In addition, the Committee fully supported in its report the principle that it would be wholly inappropriate for any Member to take on paid employment that prevents them from fully carrying out their range of duties. The Committee raised questions about how this principle could be enforced and now seeks consultation responses on this.
Now the draft proposals have been published, they will be put out for public consultation, ahead of the Committee completing a final report with recommendations in the New Year.
In taking decisions on its final report, the Committee will also take into account the conclusions of a judge-led review which it will commission, into the fairness and compatibility with natural justice of its procedures. A further announcement about this review will be made shortly.

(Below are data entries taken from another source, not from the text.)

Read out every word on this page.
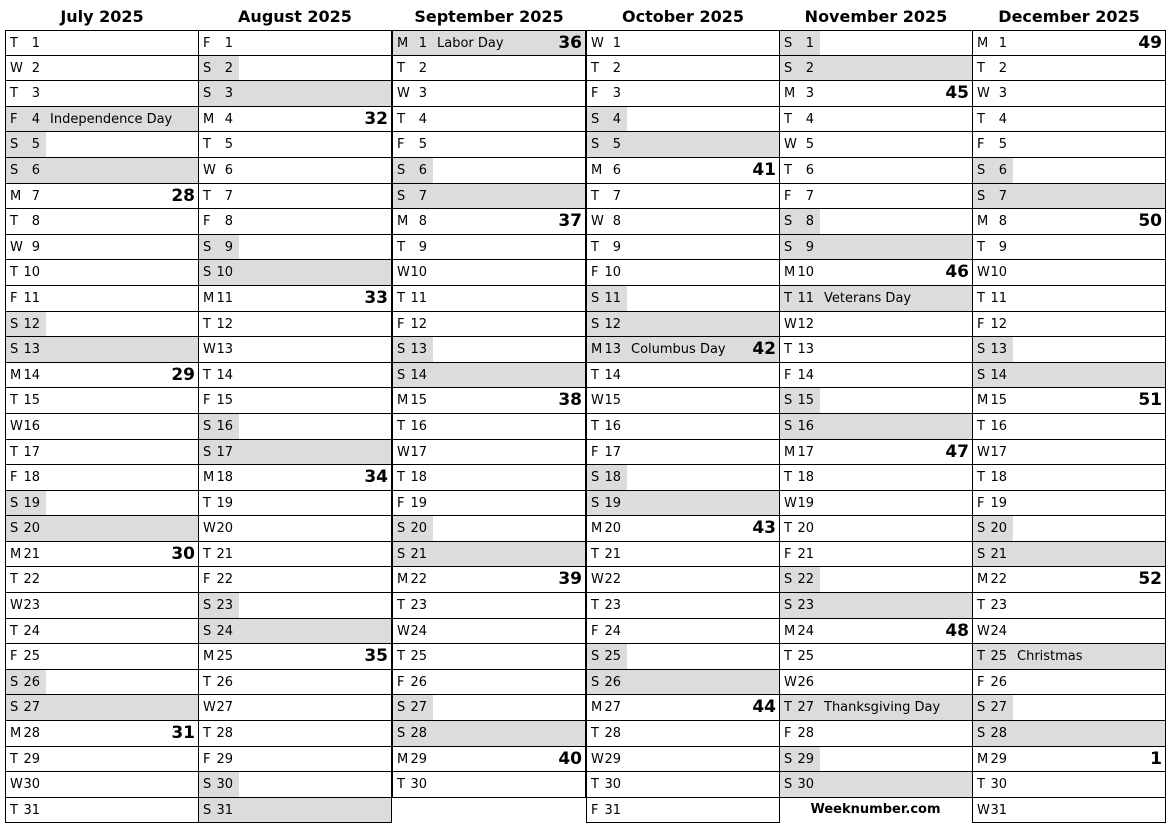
July 2025
T	1
W 2
T	3
F	4 Independence Day
S	5
S	6
M 7	28
T	8
W 9
T 10
F 11
S 12
S 13
M 14	29
T 15
W 16
T 17
F 18
S 19
S 20
M 21	30
T 22
W 23
T 24
F 25
S 26
S 27
M 28	31
T 29
W 30
T 31
August 2025
F	1
S	2
S	3
M 4	32
T	5
W 6
T	7
F	8
S	9
S 10
M 11	33
T 12
W 13
T 14
F 15
S 16
S 17
M 18	34
T 19
W 20
T 21
F 22
S 23
S 24
M 25	35
T 26
W 27
T 28
F 29
S 30
S 31
September 2025
M 1 Labor Day	36
T	2
W 3
T	4
F	5
S	6
S	7
M 8	37
T	9
W 10
T 11
F 12
S 13
S 14
M 15	38
T 16
W 17
T 18
F 19
S 20
S 21
M 22	39
T 23
W 24
T 25
F 26
S 27
S 28
M 29	40
T 30
October 2025
W 1
T	2
F	3
S	4
S	5
M 6	41
T	7
W 8
T	9
F 10
S 11
S 12
M 13 Columbus Day 42
T 14
W 15
T 16
F 17
S 18
S 19
M 20	43
T 21
W 22
T 23
F 24
S 25
S 26
M 27	44
T 28
W 29
T 30
F 31
November 2025
S	1
S	2
M 3	45
T	4
W 5
T	6
F	7
S	8
S	9
M 10	46
T 11 Veterans Day
W 12
T 13
F 14
S 15
S 16
M 17	47
T 18
W 19
T 20
F 21
S 22
S 23
M 24	48
T 25
W 26
T 27 Thanksgiving Day
F 28
S 29
S 30
December 2025
M 1	49
T	2
W 3
T	4
F	5
S	6
S	7
M 8	50
T	9
W 10
T 11
F 12
S 13
S 14
M 15	51
T 16
W 17
T 18
F 19
S 20
S 21
M 22	52
T 23
W 24
T 25 Christmas
F 26
S 27
S 28
M 29	1
T 30
W 31
Weeknumber.com
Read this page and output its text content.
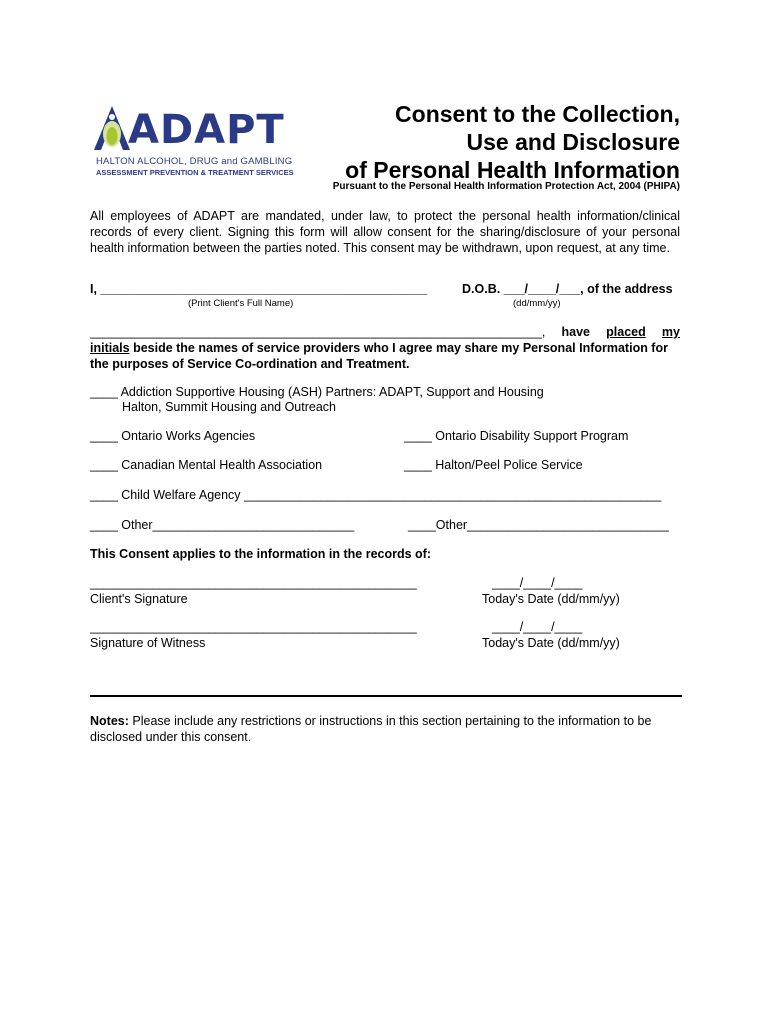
ADAPT
HALTON ALCOHOL, DRUG and GAMBLING
ASSESSMENT PREVENTION & TREATMENT SERVICES
Consent to the Collection,
Use and Disclosure
of Personal Health Information
Pursuant to the Personal Health Information Protection Act, 2004 (PHIPA)
All employees of ADAPT are mandated, under law, to protect the personal health information/clinical records of every client. Signing this form will allow consent for the sharing/disclosure of your personal health information between the parties noted. This consent may be withdrawn, upon request, at any time.
I, _______________________________________________
(Print Client's Full Name)
D.O.B. ___/____/___, of the address
(dd/mm/yy)
_________________________________________________________________, have placed my
initials beside the names of service providers who I agree may share my Personal Information for the purposes of Service Co-ordination and Treatment.
____ Addiction Supportive Housing (ASH) Partners: ADAPT, Support and Housing
Halton, Summit Housing and Outreach
____ Ontario Works Agencies	____ Ontario Disability Support Program
____ Canadian Mental Health Association	____ Halton/Peel Police Service
____ Child Welfare Agency ____________________________________________________________
____ Other_____________________________	____Other_____________________________
This Consent applies to the information in the records of:
_______________________________________________
Client's Signature
____/____/____
Today's Date (dd/mm/yy)
_______________________________________________
Signature of Witness
____/____/____
Today's Date (dd/mm/yy)
Notes: Please include any restrictions or instructions in this section pertaining to the information to be disclosed under this consent.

Chair of the Committee on Standards, Chris Bryant MP, said:
“The past few weeks have seen a number of issues raised about MP’s standards, but the key overarching issue here is about conflict of interest. The evidence-based report published by my Committee sets out a package of reforms to bolster the rules around lobbying and conflicts of interest.
“These aren’t the final proposals we’re putting to the House. This report is the Committee’s informed view on what changes we need to tighten up the rules and crack down on conflicts of interests following a detailed evidence-led inquiry.
“We will consult and hear wider views on what we’ve published today before putting a final report to the House for a decision in the New Year. If approved, these robust proposals will empower the standards system in Parliament to better hold MPs who break the rules to account.”